Their mission downrange will focus almost entirely on construction of 17 new Ebola treatment facilities and educating local health workers, DeSantis said.

"When you say fight, yeah it does bring up a close combat, close quarters kind of image where we are up there in close proximity," he said. "There is no mission for us to do things specifically with Ebola infected individuals. There's no mission for us to handle any remains, any medical waste. Soldiers are not going to be used in that way."

Soldiers here have received between four and six hours of training on threats specific to Liberia, such as malaria, which annually accounts for 17 percent of all deaths there, and use of hazmat suits, gloves and over-boots and masks.
The gas masks that will be used in country are the same ones soldiers train with regularly stateside.

"We're using the promask or gas mask that our soldiers are familiar with and train with on a regular basis in their Army career," said Col. Chris Warner, the 101st Division surgeon. "With Ebola you're very concerned about exposure to eyes, the nose the mouth … this is something they're familiar with, they trained with, the already have and they've already conducted extensive training with in their military career."

But most soldiers assigned to the Liberia mission have not previously used the Tyvek suits. Because of that officials said they will regularly run drills downrange practicing how to use the suit if needed.

"The Tyvek suit is something that's new for them, so there will be continued training and drills once they get to Liberia," Warner said.

DeSanits said soldiers will only wear the suits, considered "level two" protection, if they are in an environment where they could be exposed to the virus. The gear will be otherwise kept on standby.

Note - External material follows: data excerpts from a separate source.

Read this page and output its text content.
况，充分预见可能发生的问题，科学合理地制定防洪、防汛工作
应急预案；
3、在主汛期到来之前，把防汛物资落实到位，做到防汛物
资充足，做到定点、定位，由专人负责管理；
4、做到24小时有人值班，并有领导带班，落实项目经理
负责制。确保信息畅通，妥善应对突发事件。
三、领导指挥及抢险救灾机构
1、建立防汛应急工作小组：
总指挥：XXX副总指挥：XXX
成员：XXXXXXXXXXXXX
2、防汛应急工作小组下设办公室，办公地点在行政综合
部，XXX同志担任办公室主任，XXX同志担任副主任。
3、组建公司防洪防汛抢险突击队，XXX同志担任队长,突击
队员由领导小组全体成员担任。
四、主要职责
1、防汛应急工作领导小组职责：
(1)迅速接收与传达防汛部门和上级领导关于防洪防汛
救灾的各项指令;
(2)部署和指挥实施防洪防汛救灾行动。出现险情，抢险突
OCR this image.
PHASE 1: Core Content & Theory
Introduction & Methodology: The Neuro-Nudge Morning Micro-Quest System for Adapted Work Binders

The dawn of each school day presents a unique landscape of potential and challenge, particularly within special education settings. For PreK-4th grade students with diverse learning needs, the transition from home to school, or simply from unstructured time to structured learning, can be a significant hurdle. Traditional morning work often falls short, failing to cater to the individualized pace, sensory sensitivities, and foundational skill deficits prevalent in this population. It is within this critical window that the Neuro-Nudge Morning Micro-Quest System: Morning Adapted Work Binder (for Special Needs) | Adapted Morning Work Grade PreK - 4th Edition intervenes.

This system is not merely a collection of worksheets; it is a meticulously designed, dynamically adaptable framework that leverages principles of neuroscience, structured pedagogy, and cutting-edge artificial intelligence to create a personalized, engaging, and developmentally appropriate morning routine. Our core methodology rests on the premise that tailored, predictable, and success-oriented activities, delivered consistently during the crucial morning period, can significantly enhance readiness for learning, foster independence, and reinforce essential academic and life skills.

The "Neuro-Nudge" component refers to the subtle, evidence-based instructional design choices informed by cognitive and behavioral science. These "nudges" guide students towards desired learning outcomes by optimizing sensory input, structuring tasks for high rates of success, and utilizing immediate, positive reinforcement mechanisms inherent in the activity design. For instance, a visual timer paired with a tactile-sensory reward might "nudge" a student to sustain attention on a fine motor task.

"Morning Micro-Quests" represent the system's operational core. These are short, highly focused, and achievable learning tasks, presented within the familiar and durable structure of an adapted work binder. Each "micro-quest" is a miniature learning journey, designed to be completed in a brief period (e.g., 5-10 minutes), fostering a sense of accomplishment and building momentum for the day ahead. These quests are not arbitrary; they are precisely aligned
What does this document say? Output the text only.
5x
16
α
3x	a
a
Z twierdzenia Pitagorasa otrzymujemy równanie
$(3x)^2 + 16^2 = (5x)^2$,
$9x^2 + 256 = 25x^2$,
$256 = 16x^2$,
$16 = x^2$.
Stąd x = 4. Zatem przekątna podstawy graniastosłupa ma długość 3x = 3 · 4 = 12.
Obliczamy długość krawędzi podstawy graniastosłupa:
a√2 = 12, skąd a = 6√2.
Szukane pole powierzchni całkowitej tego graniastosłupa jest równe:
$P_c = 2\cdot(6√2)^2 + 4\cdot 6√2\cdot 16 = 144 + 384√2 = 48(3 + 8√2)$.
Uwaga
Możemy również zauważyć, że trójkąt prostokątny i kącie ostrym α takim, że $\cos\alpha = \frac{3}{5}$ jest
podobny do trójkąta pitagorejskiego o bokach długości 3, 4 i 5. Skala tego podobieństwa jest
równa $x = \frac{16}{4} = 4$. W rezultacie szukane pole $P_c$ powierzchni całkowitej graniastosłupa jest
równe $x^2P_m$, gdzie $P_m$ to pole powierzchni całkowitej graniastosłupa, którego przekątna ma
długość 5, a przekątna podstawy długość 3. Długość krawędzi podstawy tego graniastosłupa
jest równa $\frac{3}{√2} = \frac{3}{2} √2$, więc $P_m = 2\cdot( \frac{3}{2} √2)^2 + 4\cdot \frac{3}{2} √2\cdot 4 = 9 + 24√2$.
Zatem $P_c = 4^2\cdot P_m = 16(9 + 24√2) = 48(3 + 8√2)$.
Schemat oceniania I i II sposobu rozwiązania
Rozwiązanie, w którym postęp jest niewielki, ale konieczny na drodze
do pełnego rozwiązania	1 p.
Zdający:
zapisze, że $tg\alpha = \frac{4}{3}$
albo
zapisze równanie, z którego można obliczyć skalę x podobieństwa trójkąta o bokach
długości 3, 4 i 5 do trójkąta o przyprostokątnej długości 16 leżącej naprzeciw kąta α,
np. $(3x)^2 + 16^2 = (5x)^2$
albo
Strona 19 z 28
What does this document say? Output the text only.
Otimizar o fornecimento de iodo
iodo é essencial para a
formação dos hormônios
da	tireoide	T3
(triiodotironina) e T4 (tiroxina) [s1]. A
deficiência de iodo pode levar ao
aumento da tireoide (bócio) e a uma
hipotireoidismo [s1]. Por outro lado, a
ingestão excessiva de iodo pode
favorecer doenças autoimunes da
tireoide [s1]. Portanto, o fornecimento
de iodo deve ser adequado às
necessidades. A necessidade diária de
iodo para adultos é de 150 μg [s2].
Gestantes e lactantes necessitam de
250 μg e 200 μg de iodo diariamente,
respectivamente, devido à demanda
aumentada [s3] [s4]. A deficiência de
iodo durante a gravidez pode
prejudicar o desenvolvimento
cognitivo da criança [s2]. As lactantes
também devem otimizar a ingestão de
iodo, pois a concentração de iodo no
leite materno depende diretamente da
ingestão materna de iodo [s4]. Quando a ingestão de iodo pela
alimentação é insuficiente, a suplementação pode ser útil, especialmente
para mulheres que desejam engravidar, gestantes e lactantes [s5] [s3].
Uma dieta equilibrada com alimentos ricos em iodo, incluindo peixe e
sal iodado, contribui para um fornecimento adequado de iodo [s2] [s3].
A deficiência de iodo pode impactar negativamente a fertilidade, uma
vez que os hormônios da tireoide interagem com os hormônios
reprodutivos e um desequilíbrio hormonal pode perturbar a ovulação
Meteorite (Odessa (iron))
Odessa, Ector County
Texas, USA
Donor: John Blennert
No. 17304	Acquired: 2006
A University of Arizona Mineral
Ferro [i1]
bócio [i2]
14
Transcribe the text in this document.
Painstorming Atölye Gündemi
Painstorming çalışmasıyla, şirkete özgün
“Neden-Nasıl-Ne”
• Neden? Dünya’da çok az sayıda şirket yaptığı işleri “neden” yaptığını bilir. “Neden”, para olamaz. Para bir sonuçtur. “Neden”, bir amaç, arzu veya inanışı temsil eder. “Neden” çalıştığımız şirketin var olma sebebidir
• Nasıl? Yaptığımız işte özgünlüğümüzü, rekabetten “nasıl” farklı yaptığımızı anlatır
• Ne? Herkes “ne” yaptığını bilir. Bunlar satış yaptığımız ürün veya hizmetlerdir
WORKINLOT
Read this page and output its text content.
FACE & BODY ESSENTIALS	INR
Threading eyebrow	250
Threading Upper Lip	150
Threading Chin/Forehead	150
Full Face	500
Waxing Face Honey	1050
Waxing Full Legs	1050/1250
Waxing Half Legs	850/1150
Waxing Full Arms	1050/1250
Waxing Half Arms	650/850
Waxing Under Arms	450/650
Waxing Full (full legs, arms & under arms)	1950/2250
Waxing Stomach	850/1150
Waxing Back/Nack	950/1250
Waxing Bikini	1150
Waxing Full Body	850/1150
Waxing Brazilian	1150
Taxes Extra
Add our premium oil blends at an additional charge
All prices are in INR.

"If you're going to be out in an area of elevated risk, potentially interacting with large crowds of people or you're not sure what the potential for exposure is, this would be a requirement to go into level two," he said. "The majority of our soldiers will stop at that point."

If service members do display Ebola symptoms they will be flown out of Liberia and to a U.S. infectious disease facility by a private government contractor, DeSantis and Warner said. Troops who are flown home for other illness or injuries will first be assessed for Ebola in country. If they are cleared to return home, they will undergo a special 21-day monitoring for the disease but otherwise go through the traditional medevac process, they said.